Nas últimas semanas, as técnicas de nanofabricação, a fabricação de estruturas medidas na faixa dos nanômetros, foram levadas ao seu limite - o que, na verdade, demonstrou que talvez não haja limites para elas. Grigory Tikhomirov, do Instituto de Tecnologia da Califórnia, usou a já tradicional técnica do origami de DNA para construir a menor reprodução já feita do quadro Mona Lisa, de Leonardo da Vinci.

O nanoquadro mede 100 nanômetros de largura, o que significa que seria necessário colocar 10.000 deles lado a lado para preencher 1 milímetro.

O feito é importante porque, em lugar das tediosas montagens peça por peça, o que tornaria o quadro uma verdadeira obra de arte manual feita ao microscópio, Tikhomirov desenvolveu uma técnica para que as moléculas de DNA se automontem em grandes conjuntos com padronagens totalmente customizáveis - é mais ou menos como uma tela em que as moléculas podem se ajustar para mostrar qualquer imagem, uma de cada vez.

Florian Praetorius, da Universidade Técnica de Munique, na Alemanha, usou a mesma técnica de origami de DNA para demonstrar não a capacidade de construir objetos menores, mas a possibilidades de fabricar estruturas grandes e complexas usando biomoléculas. A técnica é inspirada na forma como os vírus se organizam.

Os vírus encapsulam seu material genético em uma casca formada por uma série de blocos de proteínas idênticos. A cápsula do vírus da hepatite B, por exemplo, compreende 180 subunidades idênticas, um caso típico de construção "pré-fabricada" largamente encontrada na natureza. A tecnologia baseia-se em uma cadeia única de DNA que é anexada a uma estrutura de cadeia dupla usando sequências curtas que funcionam como grampos. 

Já Qiong Wu, da Universidade de Chicago, construiu uma corrente molecular, uma cadeia de pequenos anéis idênticos que se entrelaçam.
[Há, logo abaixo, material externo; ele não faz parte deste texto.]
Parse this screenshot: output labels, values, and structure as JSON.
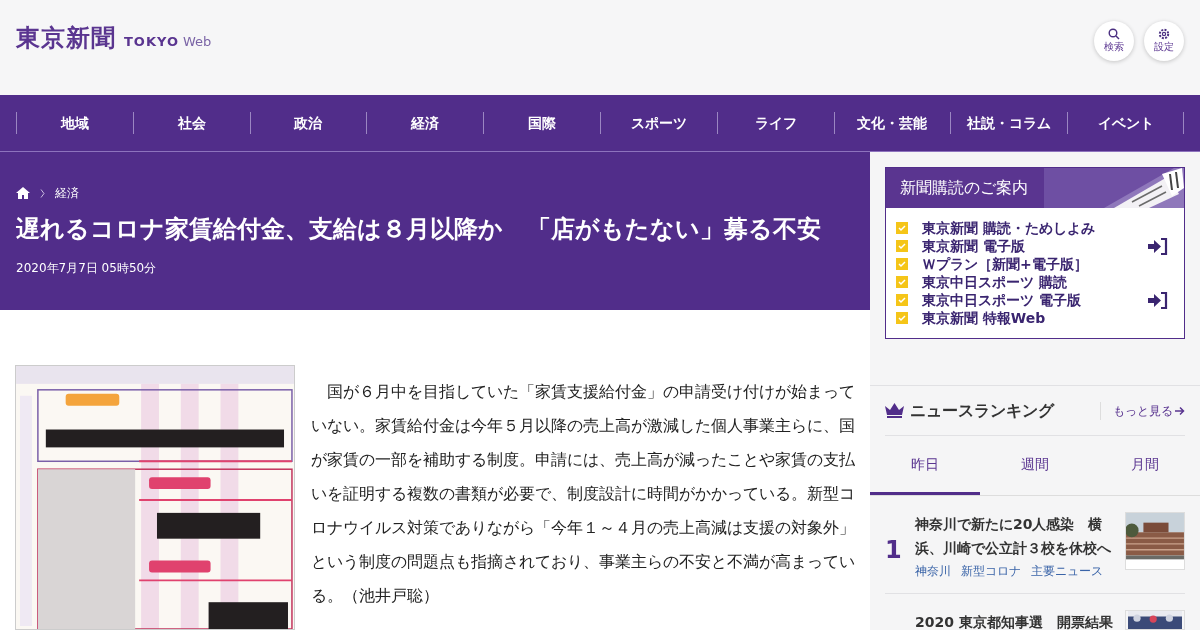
{
  "header": {
    "logo": "東京新聞",
    "logo_sub_bold": "TOKYO",
    "logo_sub_light": "Web",
    "buttons": [
      {
        "kind": "search",
        "label": "検索"
      },
      {
        "kind": "settings",
        "label": "設定"
      }
    ]
  },
  "nav": [
    "地域",
    "社会",
    "政治",
    "経済",
    "国際",
    "スポーツ",
    "ライフ",
    "文化・芸能",
    "社説・コラム",
    "イベント"
  ],
  "breadcrumb": [
    "経済"
  ],
  "article": {
    "title": "遅れるコロナ家賃給付金、支給は８月以降か　「店がもたない」募る不安",
    "date": "2020年7月7日 05時50分",
    "body": "　国が６月中を目指していた「家賃支援給付金」の申請受け付けが始まっていない。家賃給付金は今年５月以降の売上高が激減した個人事業主らに、国が家賃の一部を補助する制度。申請には、売上高が減ったことや家賃の支払いを証明する複数の書類が必要で、制度設計に時間がかかっている。新型コロナウイルス対策でありながら「今年１～４月の売上高減は支援の対象外」という制度の問題点も指摘されており、事業主らの不安と不満が高まっている。（池井戸聡）"
  },
  "subscription": {
    "title": "新聞購読のご案内",
    "items": [
      {
        "label": "東京新聞 購読・ためしよみ",
        "login_icon": false
      },
      {
        "label": "東京新聞 電子版",
        "login_icon": true
      },
      {
        "label": "Ｗプラン［新聞+電子版］",
        "login_icon": false
      },
      {
        "label": "東京中日スポーツ 購読",
        "login_icon": false
      },
      {
        "label": "東京中日スポーツ 電子版",
        "login_icon": true
      },
      {
        "label": "東京新聞 特報Web",
        "login_icon": false
      }
    ]
  },
  "ranking": {
    "title": "ニュースランキング",
    "more": "もっと見る",
    "tabs": [
      {
        "label": "昨日",
        "selected": true
      },
      {
        "label": "週間",
        "selected": false
      },
      {
        "label": "月間",
        "selected": false
      }
    ],
    "items": [
      {
        "rank": "1",
        "title": "神奈川で新たに20人感染　横浜、川崎で公立計３校を休校へ",
        "tags": [
          "神奈川",
          "新型コロナ",
          "主要ニュース"
        ]
      },
      {
        "title": "2020 東京都知事選　開票結果"
      }
    ]
  }
}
Muitas moléculas descritas como "encadeadas" são na verdade unidas por ligações covalentes fixas - e não dois anéis interligados com movimento livre. E isso faz uma grande diferença quando se trata de como a corrente se move.

Técnicas anteriores - incluindo a das máquinas moleculares, que ganhou o Nobel de Química de 2016 - só conseguiram vincular no máximo sete anéis juntos. Em vez de tentar combinar conjuntos de dois ou três argolas em uma cadeia maior, o novo método combina uma série de anéis fechados e argolas abertas.

Íons metálicos capazes de fechar as argolas são adicionados, mas não fazem parte da corrente - eles são removidos no final, deixando uma corrente homogênea, composta inteiramente de anéis iguais.